In the distance, the tallest minaret in Central Asia calls my attention, calls to prayer, calls time to stand still, and all falls silent.

Does this balcony right outside my bedroom explain enough why I chose to stay in Khiva longer?

© 2022 MDR
Khiva, Uzbekistan

Traveling Companions in Uzbekistan

Samarkand, June 2022

On the question of loneliness: “Isn’t that lonely, what you’re doing?”

(I have just returned from a solo trip to Uzbekistan.)

Well, these friends came along for the ride: The Naive and the Sentimental Novelist by Orhan Pamuk, for the long Istanbul flight; The Captain’s Daughter by Alexander Pushkin that was fortunate enough to have a photo at the Pushkin Metro Station in Tashkent and was enjoyed under the shade of the trees of Amir Timur Square; Wanderlust by Rebecca Solnit, read during those days at the Halva Book Cafe whilst waiting for the Bukharan sun to soften; and A Carpet Ride to Khiva by Turkish-British Christopher Aslan Alexander, which accompanied me through Khiva’s storied alleys.

As there is currently so much more outside book covers to commit to paper, I release myself from the discipline of writing book reviews this month. “Regular programming” will resume in this blog in July. Haha 

But I have to mention that Pamuk, who sacrificed painting and architecture school so he could paint with words, taught me a Greek word through this book — “Ekphrasis”. Simply put, ekphrasis is, “To describe something, via words, for the benefit of those who have not seen it.” This inspired me to somehow practice ekphrasis in my little way as I traveled through Uzbekistan, and doing so has allowed me to savor experiences twice.

Pushkin, although political, was not as existentially heavy as Dostoevsky and not as heavy literally as Tolstoy — a purely delightful travel companion!
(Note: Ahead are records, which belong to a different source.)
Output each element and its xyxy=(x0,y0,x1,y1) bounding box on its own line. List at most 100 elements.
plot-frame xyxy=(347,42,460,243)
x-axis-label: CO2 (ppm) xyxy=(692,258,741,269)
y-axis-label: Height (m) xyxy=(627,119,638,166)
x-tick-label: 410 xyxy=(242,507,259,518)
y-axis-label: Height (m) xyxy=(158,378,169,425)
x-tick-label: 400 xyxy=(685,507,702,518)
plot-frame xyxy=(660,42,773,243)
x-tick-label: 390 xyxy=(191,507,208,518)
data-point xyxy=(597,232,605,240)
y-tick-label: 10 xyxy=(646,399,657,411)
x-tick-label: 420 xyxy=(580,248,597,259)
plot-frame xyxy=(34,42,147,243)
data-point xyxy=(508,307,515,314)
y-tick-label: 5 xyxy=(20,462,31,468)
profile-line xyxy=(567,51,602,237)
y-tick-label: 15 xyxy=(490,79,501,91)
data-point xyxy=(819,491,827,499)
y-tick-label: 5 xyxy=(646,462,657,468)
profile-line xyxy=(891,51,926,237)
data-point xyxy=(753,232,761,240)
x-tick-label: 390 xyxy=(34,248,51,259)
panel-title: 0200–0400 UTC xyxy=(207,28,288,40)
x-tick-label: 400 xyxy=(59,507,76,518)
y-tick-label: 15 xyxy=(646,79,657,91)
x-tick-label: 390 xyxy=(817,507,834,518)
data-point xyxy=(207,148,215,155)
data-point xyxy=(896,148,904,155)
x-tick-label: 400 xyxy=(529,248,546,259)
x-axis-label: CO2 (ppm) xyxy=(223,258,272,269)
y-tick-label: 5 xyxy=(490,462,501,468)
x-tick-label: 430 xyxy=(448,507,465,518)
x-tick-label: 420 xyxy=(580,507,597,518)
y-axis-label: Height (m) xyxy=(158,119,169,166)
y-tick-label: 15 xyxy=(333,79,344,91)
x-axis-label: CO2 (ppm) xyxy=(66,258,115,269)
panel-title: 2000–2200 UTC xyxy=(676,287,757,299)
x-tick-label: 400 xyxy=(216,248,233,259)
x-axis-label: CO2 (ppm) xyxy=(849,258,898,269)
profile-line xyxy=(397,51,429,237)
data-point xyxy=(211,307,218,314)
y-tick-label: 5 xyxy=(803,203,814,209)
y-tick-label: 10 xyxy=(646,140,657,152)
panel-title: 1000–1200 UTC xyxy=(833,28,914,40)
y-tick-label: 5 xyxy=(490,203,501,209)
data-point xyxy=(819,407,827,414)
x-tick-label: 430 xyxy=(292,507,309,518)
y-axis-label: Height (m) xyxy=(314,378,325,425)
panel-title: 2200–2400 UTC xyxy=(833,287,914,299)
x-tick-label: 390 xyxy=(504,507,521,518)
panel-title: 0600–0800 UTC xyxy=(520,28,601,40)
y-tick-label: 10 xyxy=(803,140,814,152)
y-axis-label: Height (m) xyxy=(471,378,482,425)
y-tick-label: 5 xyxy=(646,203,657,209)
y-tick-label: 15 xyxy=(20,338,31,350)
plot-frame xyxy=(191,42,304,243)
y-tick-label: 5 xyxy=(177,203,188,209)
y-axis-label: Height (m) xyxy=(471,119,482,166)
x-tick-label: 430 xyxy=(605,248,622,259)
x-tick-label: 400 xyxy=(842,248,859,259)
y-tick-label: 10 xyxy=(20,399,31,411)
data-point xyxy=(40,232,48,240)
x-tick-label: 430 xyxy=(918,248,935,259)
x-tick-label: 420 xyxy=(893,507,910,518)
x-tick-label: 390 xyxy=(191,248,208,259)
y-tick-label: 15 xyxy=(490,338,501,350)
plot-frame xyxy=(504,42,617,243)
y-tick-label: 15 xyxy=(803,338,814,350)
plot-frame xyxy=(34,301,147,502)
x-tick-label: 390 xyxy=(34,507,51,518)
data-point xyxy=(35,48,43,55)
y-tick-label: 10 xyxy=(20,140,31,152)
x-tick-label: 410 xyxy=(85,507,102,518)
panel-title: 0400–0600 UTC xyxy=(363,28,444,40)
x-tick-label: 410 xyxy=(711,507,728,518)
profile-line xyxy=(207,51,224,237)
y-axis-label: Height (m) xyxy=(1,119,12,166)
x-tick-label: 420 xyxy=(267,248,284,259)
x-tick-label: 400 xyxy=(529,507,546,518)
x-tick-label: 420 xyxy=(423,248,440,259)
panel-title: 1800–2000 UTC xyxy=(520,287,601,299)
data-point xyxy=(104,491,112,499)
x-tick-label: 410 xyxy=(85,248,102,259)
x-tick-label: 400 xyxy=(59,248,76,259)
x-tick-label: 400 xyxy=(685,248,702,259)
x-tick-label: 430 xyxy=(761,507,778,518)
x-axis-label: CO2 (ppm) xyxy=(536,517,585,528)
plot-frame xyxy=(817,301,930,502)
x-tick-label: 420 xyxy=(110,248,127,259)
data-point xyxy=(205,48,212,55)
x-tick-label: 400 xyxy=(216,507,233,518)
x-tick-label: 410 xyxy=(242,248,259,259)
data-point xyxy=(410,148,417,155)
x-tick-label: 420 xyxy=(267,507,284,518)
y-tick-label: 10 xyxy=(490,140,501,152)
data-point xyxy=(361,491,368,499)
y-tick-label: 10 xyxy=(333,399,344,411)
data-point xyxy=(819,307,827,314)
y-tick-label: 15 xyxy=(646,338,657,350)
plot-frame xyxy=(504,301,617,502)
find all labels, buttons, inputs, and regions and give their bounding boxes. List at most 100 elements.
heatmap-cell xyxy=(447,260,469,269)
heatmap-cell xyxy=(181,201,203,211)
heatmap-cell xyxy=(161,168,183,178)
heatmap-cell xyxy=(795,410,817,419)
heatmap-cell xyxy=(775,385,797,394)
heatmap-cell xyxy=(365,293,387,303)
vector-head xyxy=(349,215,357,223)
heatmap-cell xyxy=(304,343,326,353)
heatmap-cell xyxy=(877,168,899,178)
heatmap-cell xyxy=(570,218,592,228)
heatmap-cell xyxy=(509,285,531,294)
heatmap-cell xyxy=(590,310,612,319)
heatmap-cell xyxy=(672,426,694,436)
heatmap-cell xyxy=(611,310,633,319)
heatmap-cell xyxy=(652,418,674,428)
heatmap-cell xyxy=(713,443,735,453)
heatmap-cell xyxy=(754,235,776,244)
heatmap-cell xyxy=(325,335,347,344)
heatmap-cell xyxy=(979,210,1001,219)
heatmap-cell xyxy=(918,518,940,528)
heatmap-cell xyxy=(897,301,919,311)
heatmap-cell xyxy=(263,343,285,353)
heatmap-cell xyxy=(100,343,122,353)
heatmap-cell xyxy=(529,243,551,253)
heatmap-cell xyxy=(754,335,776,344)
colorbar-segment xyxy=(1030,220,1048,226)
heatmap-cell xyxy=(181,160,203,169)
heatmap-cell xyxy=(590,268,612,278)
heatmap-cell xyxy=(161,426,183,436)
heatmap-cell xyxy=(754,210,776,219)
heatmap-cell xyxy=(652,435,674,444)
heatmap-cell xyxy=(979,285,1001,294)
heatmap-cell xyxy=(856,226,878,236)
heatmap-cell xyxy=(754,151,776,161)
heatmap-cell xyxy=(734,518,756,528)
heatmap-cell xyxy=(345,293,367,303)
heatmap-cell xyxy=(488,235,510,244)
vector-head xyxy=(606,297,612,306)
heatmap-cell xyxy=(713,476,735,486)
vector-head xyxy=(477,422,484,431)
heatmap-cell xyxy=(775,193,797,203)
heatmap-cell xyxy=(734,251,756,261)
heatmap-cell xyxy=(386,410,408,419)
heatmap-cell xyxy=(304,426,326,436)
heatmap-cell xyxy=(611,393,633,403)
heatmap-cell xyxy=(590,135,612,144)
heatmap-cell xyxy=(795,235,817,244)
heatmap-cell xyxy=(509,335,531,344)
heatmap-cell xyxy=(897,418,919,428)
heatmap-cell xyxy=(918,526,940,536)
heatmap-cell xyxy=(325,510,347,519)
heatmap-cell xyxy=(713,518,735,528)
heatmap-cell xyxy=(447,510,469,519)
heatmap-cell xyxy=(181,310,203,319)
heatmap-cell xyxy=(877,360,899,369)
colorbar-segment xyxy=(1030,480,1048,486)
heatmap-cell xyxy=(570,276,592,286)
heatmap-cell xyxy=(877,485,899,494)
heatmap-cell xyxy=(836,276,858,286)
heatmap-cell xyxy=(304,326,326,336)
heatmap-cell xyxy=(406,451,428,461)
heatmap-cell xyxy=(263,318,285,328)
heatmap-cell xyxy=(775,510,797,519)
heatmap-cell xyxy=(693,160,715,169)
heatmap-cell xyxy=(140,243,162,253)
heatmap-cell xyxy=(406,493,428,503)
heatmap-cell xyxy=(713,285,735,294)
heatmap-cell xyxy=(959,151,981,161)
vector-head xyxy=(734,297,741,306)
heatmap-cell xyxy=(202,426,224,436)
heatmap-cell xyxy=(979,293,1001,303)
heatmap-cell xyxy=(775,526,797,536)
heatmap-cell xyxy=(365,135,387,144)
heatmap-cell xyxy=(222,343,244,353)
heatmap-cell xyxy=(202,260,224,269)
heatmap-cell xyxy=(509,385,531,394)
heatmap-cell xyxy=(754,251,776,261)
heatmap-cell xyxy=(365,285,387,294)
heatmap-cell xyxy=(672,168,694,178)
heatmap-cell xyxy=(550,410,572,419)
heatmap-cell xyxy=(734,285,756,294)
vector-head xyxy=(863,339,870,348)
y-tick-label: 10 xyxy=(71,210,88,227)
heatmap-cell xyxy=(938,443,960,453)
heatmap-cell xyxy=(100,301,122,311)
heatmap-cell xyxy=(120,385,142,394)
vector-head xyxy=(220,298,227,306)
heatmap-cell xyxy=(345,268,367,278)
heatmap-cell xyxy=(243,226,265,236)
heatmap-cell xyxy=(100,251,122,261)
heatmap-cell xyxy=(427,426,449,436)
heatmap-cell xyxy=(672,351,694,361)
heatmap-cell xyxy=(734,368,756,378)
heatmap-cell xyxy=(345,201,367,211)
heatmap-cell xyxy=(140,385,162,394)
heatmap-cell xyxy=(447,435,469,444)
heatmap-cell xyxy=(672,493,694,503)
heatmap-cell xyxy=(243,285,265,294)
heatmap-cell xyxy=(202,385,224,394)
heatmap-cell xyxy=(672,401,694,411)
A Carpet Ride to Khiva seems to have left no stone unturned about Khivan society. It is written in simple prose, bursting at the seams with honest observations, this book is an entertaining overview of the country’s history and politics — which is, perhaps, one of the reasons why the author is banned in Uzbekistan, and why I only brought the e-book with me. I, too, have my own observations, but will keep them to myself for the time being. But it has to be noted that along with reading, traveling is a most comprehensive education on geopolitics, among other things, if one cares to engage and observe.

Solnit, with a title perfect for a trip, shared this Eskimo custom of offering an angry person release by walking the emotion out of his or her system by going in a line across the landscape; “The point at which the anger is conquered is marked with a stick, bearing witness to the strength or length of the rage.”

I, who had no anger to release, did mark the places that bore witness to the strength and length of… something else. I enjoy traveling solo. I would not keep doing it if I didn’t. It is almost like a sort of essential meditation for me and I always go home a better person. I do not feel sad with my own company. But I did mark those places, those experiences so ineffable I could think of only one person to share them with. I would prefer to call it love than loneliness. (But why is conquering anger about letting go and conquering something else the opposite? But I digress.)

As I reluctantly tuck in this unforgettable trip lovingly and a little bit pensively in the folds of memory, I am reminded that the Old Uzbek language had a hundred words for different kinds of crying. And I wonder, what about laughter? What about happiness?